Вывод Кириллова выражается лаконично: «Если нет Бога, то я Бог».
Далее Кириллов развивает тему самоутверждения человека: «Я обязан себя застрелить, – говорит он, – потому что самый полный пункт моего своеволия – это убить себя самому».
Но ведь суицид в современной цивилизации весьма распространенное явление[23 - В среднем за 1 год, например в современной России, кончает жизнь самоубийством приблизительно 19,5 человек на 100000 проживающих, то есть около 32 000 человек в год в абсолютном выражении (данные за 2012 год). Привожу официальную статистику за 2012 г.. Ресурс: ru. wikipedia. org. Статья: «Список стран по количеству самоубийств». По оценке ВОЗ, критическим считается показатель в 20 человек. В современном мире ежегодно заканчивает жизнь самоубийством чуть более одного миллиона человек.]. Чем же самоубийство Кириллова отличается от других самоубийств? Тем, говорит Кириллов, что все самоубийцы кончают жизнь под давлением внешних обстоятельств, (это могут быть и материальные, и душевные (психические) обстоятельства). В этих обстоятельствах человек вынужден свести счёты с жизнью. Совсем другое дело с Кирилловым. Достоевский показывает, что самозаконодательное существо – сверхчеловек – сам определяет: когда – жить, а когда – умереть. По отношению к нему нет никаких внешних причин. Я, говорит Кириллов, закончу жизнь «без всякой причины, а только для своеволия». Петр Верховенский, социалист-революционер, возражает: «Но позвольте, ну, а если вы бог? Если кончилась ложь, и вы догадались, что вся ложь оттого, что был прежний Бог». Здесь Достоевский намеренно подчеркивает: мира без богов не бывает. Просто, на место «старых богов» водружаются «новые боги». Этот мотив мы потом найдем у Ницше.
Кириллов на это возражает, ссылаясь на то, что «своеволие – атрибут божества моего». Почему? Потому, резюмирует Кириллов, что: «Я убиваю себя, чтобы показать непокорность и новую страшную свободу мою». В этих словах можно было бы усмотреть пролог к нашим, сегодняшним событиям. Современный человек – понятый как родовое существо – стремится «самозаконодательно лишить себя жизни». Чего, например, стоит один только проект «2045».
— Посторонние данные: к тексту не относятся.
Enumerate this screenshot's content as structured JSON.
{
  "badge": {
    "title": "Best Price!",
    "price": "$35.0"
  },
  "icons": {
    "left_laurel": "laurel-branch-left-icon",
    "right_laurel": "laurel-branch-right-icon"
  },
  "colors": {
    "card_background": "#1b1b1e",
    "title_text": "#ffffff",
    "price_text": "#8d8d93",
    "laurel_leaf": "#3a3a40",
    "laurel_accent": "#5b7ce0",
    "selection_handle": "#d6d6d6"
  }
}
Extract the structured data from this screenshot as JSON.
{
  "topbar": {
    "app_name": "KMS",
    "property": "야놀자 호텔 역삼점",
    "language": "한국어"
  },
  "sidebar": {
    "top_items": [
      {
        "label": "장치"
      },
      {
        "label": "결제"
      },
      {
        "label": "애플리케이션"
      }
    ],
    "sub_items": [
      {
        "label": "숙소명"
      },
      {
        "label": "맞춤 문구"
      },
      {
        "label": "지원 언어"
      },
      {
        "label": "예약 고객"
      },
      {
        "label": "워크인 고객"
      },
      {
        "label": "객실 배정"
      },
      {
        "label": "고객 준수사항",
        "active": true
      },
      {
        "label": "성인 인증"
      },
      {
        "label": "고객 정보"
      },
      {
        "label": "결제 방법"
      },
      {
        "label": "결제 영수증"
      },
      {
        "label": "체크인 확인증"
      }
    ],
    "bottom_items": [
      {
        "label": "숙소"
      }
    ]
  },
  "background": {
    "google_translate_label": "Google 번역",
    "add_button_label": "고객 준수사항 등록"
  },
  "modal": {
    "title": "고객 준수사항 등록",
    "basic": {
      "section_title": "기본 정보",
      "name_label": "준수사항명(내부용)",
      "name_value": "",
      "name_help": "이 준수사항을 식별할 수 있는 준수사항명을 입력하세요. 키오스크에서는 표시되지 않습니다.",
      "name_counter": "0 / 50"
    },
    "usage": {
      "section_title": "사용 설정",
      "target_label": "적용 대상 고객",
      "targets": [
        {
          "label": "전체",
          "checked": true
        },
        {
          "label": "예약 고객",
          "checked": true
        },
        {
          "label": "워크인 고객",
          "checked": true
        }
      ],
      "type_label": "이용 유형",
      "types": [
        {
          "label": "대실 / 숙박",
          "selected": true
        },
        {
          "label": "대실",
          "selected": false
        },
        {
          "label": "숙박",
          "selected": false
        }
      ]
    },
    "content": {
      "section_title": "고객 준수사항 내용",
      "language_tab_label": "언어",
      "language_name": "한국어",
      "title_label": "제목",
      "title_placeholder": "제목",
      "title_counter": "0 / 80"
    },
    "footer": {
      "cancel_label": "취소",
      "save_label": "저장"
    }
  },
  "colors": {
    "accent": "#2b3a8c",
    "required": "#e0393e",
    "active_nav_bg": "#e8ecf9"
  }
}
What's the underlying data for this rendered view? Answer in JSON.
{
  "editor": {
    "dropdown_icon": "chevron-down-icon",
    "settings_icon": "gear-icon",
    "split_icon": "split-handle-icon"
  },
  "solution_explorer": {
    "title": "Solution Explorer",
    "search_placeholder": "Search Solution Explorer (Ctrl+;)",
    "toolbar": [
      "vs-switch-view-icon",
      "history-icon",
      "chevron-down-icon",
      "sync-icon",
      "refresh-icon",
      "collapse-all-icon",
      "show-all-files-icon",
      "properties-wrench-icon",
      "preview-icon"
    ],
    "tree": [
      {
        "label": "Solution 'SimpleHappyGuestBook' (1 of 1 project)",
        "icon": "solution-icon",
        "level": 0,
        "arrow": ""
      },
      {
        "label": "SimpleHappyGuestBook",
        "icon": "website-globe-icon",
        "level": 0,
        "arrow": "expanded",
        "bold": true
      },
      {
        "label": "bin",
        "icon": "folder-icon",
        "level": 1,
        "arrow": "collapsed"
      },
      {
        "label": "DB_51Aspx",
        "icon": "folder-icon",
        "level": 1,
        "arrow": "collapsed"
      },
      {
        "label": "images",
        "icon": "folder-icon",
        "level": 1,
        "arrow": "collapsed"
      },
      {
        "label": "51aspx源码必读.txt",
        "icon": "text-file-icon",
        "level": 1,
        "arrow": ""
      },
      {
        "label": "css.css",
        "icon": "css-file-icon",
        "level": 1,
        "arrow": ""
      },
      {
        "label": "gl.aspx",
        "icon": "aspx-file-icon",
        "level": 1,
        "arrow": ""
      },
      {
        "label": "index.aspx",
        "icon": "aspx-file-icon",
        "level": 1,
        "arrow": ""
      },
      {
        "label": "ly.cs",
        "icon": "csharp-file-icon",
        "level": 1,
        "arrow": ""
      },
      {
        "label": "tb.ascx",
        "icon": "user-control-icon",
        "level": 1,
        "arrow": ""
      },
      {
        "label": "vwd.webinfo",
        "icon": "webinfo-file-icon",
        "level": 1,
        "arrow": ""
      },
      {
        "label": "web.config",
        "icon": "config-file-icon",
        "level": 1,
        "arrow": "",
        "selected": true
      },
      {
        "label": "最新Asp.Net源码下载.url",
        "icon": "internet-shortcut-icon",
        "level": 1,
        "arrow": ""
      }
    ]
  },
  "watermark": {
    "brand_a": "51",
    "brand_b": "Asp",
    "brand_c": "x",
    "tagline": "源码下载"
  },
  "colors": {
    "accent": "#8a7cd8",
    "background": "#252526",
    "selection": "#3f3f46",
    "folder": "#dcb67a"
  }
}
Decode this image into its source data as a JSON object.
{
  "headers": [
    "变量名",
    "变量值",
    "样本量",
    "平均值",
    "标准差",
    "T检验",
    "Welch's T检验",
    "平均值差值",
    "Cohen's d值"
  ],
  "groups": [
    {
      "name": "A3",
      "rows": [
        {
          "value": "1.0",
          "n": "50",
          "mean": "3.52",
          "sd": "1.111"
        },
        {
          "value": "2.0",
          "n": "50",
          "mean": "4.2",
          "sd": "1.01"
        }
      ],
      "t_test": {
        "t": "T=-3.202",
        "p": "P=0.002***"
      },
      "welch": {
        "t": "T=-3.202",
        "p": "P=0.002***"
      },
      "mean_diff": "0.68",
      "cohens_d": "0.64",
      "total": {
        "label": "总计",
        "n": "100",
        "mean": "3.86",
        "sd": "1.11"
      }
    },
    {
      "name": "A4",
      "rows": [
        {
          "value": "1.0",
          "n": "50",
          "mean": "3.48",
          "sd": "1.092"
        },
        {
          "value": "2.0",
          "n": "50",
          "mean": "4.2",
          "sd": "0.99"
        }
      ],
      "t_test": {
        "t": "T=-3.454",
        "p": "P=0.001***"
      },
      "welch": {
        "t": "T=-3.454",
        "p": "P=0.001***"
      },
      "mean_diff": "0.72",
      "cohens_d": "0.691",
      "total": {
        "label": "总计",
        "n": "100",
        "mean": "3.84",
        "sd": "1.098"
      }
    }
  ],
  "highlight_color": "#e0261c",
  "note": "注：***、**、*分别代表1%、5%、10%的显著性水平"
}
Понятно, что идея «сверхчеловека», что называется, органично приобретает форму проблемы морали, в связи со сверхчеловеком. Как следует относиться к морали, вообще к моральным нормам сверхчеловеку? Должна ли быть у него своя – сверхчеловеческая – мораль или он , наоборот, должен подняться над моралью человека обычного? Говоря уже словами Ницше, не оказывается ли сверхчеловек «по ту сторону добра и зла»?
3) Идея свободы сверхчеловека от добра и зла
Глава «У Тихона» (Бесы). Достоевский выражает эту позицию устами Николая Ставрогина:
«…строго сформулировал про себя в первый раз в жизни: – что не знаю и не чувствую зла и добра, и что не только потерял ощущение, но что и нет зла и добра (и это мне приятно), а один предрассудок, что я могу быть свободен от всякого предрассудка, но что если я достигну той свободы, то я погиб».
«В каком смысле “погиб”?», – можем мы недоуменно спросить. Конечно же, в смысле «гибели обычного человека». Ведь переход из состояния «человек» в состояние «сверхчеловек», подобно фазовому переходу, сопряженному с кардинальным изменением субстрата, подвергающегося данному переходу. Например, как вода превращается в водяной пар или в лед, или как кокон превращается в бабочку и т.д.
Изменения, происходящие с человеком, охватываются Достоевским, что называется, по всему периметру. Достоевский наблюдает не только за тем как осуществляются перфекционистские трансформации – с повышением уровня организации – от «человека» к «сверхчеловеку», но и трансформации имперфекционистские – с понижением уровня организации – от человека к насекомому.